Was mich unverwechselbar macht…

"Da ich einen Zwillingsbruder habe, ist das mit der Unverwechselbarkeit so eine Sache. Ich bin eher schnell verwechselbar."

Deshalb habe ich mich für Sandhausen entschieden…

"Das ist eine riesen Chance für mich, den nächsten Karriereschritt zu gehen und in der 2. Liga Fuß zu fassen. Für mich als Mannheimer liegt Sandhausen gleich um die Ecke und ich habe in der letzten Saison auch schon einige Spiele am Hardtwald besucht, um hochklassigen Fußball hier in der Region zu sehen. Und damit ist das hier ein Gesamtpaket, das mir von Anfang an gut gefallen hat."

Das sind meine Ziele für die anstehende Saison…

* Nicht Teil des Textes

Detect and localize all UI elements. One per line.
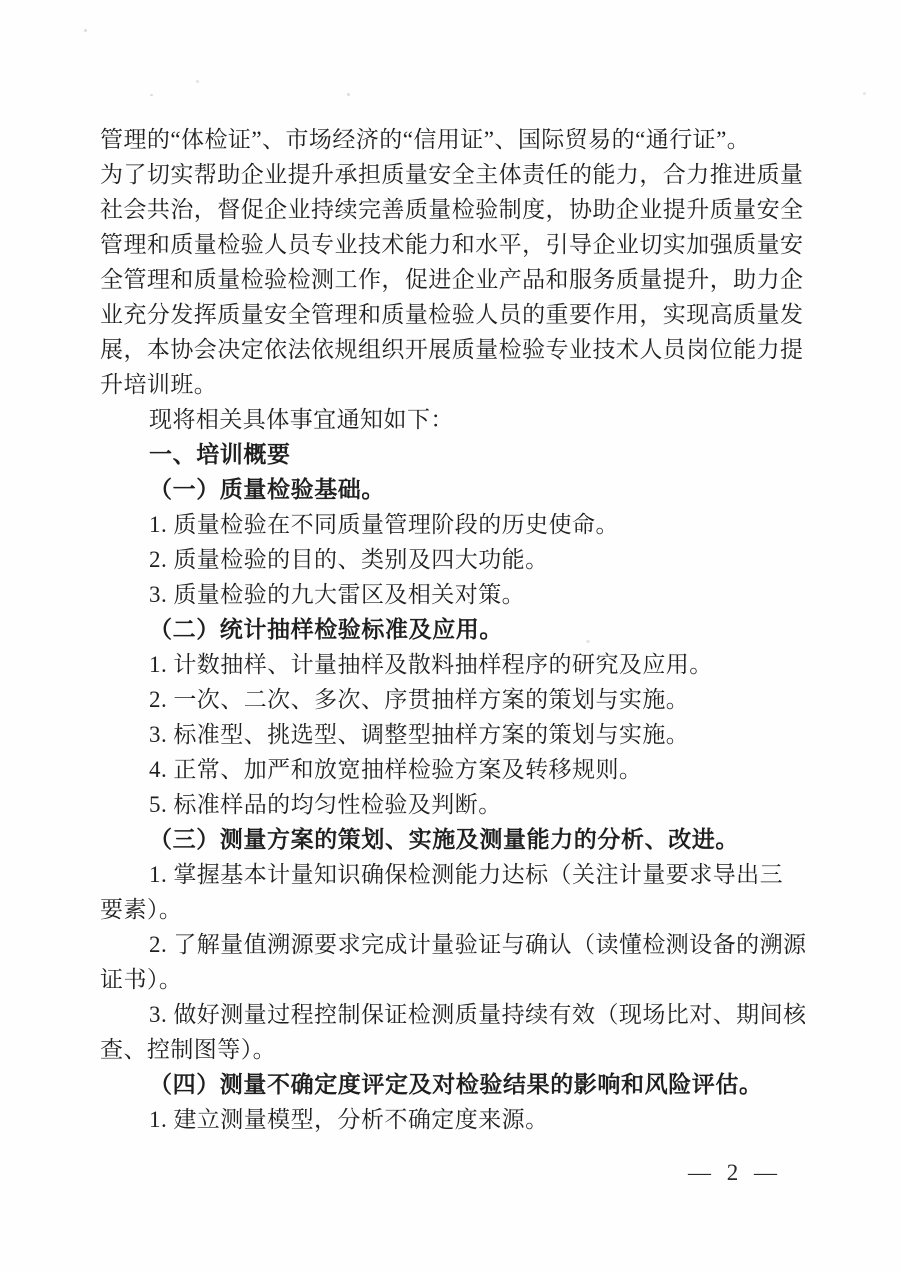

"Ich will mich so schnell wie möglich in der Mannschaft integrieren und mich an das höhere Level gewöhnen. Man hat sofort gesehen, dass die Kugel hier um einiges schneller läuft, als in der Regionalliga. Ein paar alte Bekannte haben mir den Einstieg hier auch sehr erleichtert. Mit Ali Ibrahimaj habe ich in Mannheim zusammengespielt, Nej Daghfous und Damian Roßbach kenne ich aus Mainzer Zeiten. Bei einem neuen Verein hilft das natürlich sehr."